Site of japanware factory, Usk
The yard behind the shop of builders merchant William Bunning was once home to a japanware factory, whose owner Evan Jones lived at the shop. It produced metal boxes, teapots, trays and other objects decorated with Japanese-style patterns on shiny black lacquer.
Builders and DIY enthusiasts can still buy black “japanned” screws. The “japanning” process was established in Pontypool in the late 17th century by Thomas Allgood. In the 19th century it was reported that he had travelled to a German factory which produced similar goods and feigned insanity to gain access and discover “the secret”!

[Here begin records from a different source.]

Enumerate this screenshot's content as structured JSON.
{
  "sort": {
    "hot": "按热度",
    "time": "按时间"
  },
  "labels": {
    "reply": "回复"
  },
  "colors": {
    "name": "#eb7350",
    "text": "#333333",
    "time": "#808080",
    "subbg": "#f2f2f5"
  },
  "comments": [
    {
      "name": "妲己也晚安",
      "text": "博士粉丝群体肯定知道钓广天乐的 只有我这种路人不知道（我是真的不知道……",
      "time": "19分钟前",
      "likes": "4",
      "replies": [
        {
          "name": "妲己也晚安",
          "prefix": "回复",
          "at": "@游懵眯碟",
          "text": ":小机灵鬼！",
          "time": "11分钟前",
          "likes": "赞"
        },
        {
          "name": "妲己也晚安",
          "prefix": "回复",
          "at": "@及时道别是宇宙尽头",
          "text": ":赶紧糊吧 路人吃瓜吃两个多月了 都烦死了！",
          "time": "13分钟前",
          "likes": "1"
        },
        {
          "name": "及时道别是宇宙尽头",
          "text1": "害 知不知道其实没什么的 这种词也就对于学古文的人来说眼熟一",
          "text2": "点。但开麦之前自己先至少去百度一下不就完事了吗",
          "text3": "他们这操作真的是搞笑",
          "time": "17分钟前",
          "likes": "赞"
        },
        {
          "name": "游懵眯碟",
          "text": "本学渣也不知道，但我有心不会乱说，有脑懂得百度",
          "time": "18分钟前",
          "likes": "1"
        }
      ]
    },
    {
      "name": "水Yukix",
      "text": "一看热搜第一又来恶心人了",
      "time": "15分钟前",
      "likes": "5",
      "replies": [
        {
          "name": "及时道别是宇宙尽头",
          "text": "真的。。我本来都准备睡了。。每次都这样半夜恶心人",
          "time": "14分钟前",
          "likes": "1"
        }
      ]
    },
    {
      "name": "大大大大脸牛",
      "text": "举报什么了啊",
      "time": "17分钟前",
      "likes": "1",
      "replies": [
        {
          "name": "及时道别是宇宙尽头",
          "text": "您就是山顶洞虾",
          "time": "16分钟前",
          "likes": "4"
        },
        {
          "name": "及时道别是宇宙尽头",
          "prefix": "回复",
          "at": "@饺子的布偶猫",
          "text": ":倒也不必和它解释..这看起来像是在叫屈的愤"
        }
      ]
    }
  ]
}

After a dispute within the Allgood family, one group moved to Usk in 1763 and set up a factory in New Market Street (where the Abbeyfield home stands today). Up to 20 workers were employed there. Its products were generally regarded as superior to those from Pontypool because they usually featured golden butterflies. People from Usk were known as “butterflies”.

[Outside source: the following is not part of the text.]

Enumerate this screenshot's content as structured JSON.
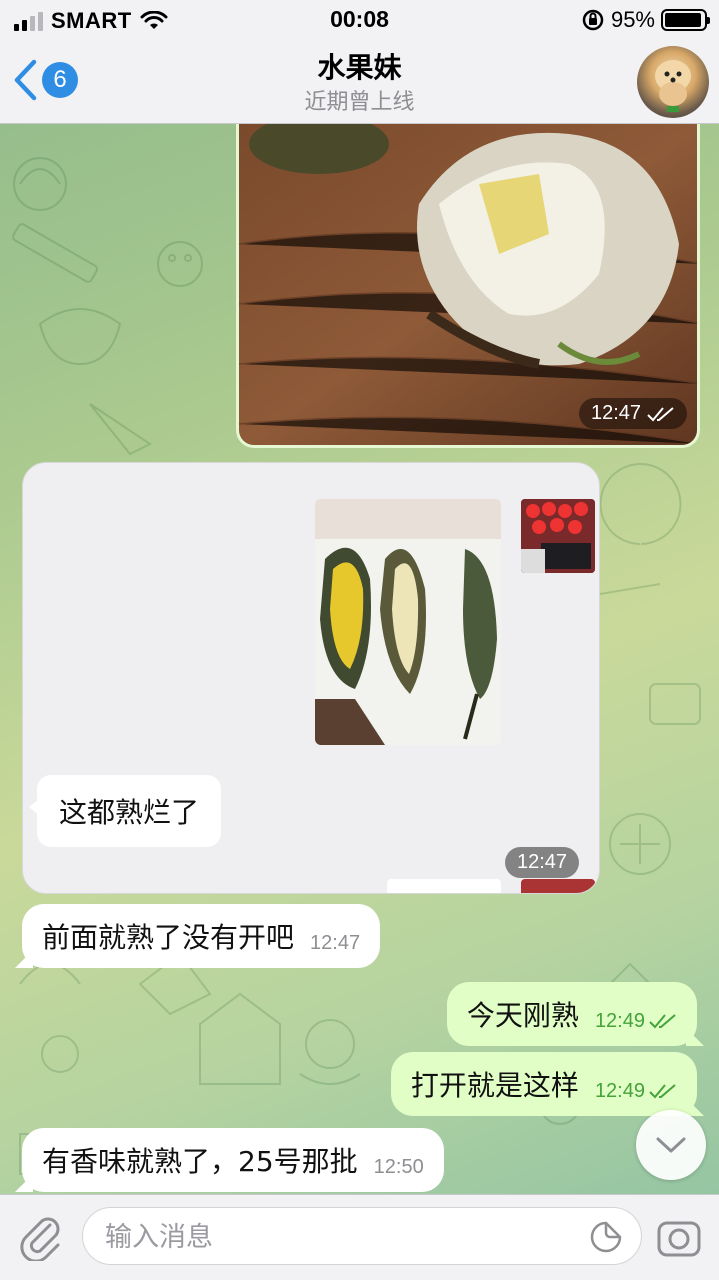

The Usk works’ customers included the Duke of Wellington, who led the victory over Napoleon at the Battle of Waterloo, and French monarch Louis XVIII. It was already in decline when ironmonger Evan Jones bought it in 1826. He moved the factory to his premises (now Bunning’s yard) but was unable to stop its gradual decline in the face of cheaper japanware from the Birmingham area. Manufacture in Pontypool had ended in 1822.

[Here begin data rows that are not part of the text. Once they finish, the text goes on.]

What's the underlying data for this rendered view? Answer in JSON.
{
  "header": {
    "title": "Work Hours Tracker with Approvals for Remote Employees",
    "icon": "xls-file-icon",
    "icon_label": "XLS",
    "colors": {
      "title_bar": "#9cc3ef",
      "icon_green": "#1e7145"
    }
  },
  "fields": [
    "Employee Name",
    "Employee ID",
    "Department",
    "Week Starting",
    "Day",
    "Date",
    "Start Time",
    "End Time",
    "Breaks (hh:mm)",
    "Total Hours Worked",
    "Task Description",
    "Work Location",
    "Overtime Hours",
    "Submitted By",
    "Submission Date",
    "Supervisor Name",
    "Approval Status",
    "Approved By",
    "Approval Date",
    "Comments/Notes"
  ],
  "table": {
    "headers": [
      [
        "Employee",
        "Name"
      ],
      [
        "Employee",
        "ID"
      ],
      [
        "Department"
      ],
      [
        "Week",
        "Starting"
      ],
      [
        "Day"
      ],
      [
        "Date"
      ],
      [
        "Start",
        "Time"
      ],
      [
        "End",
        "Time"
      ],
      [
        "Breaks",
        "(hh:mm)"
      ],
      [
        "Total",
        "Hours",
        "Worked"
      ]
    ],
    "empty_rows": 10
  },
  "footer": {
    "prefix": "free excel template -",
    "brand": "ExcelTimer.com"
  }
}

The last Welsh japanware was advertised for sale locally in 1860 and 1862. Evan Jones died in March 1860, aged 70. In July 1862 the ironmongery business in Bridge Street was advertised for sale. The advert stated that “Original Pontypool Japan” had been manufactured on the premises for 40 years.
William Bunning was trading as an ironmonger in Bridge Street by the 1870s. The remains of the brick oven in which japanware was baked were demolished c.1975 when the business erected the yard’s easternmost storage shed.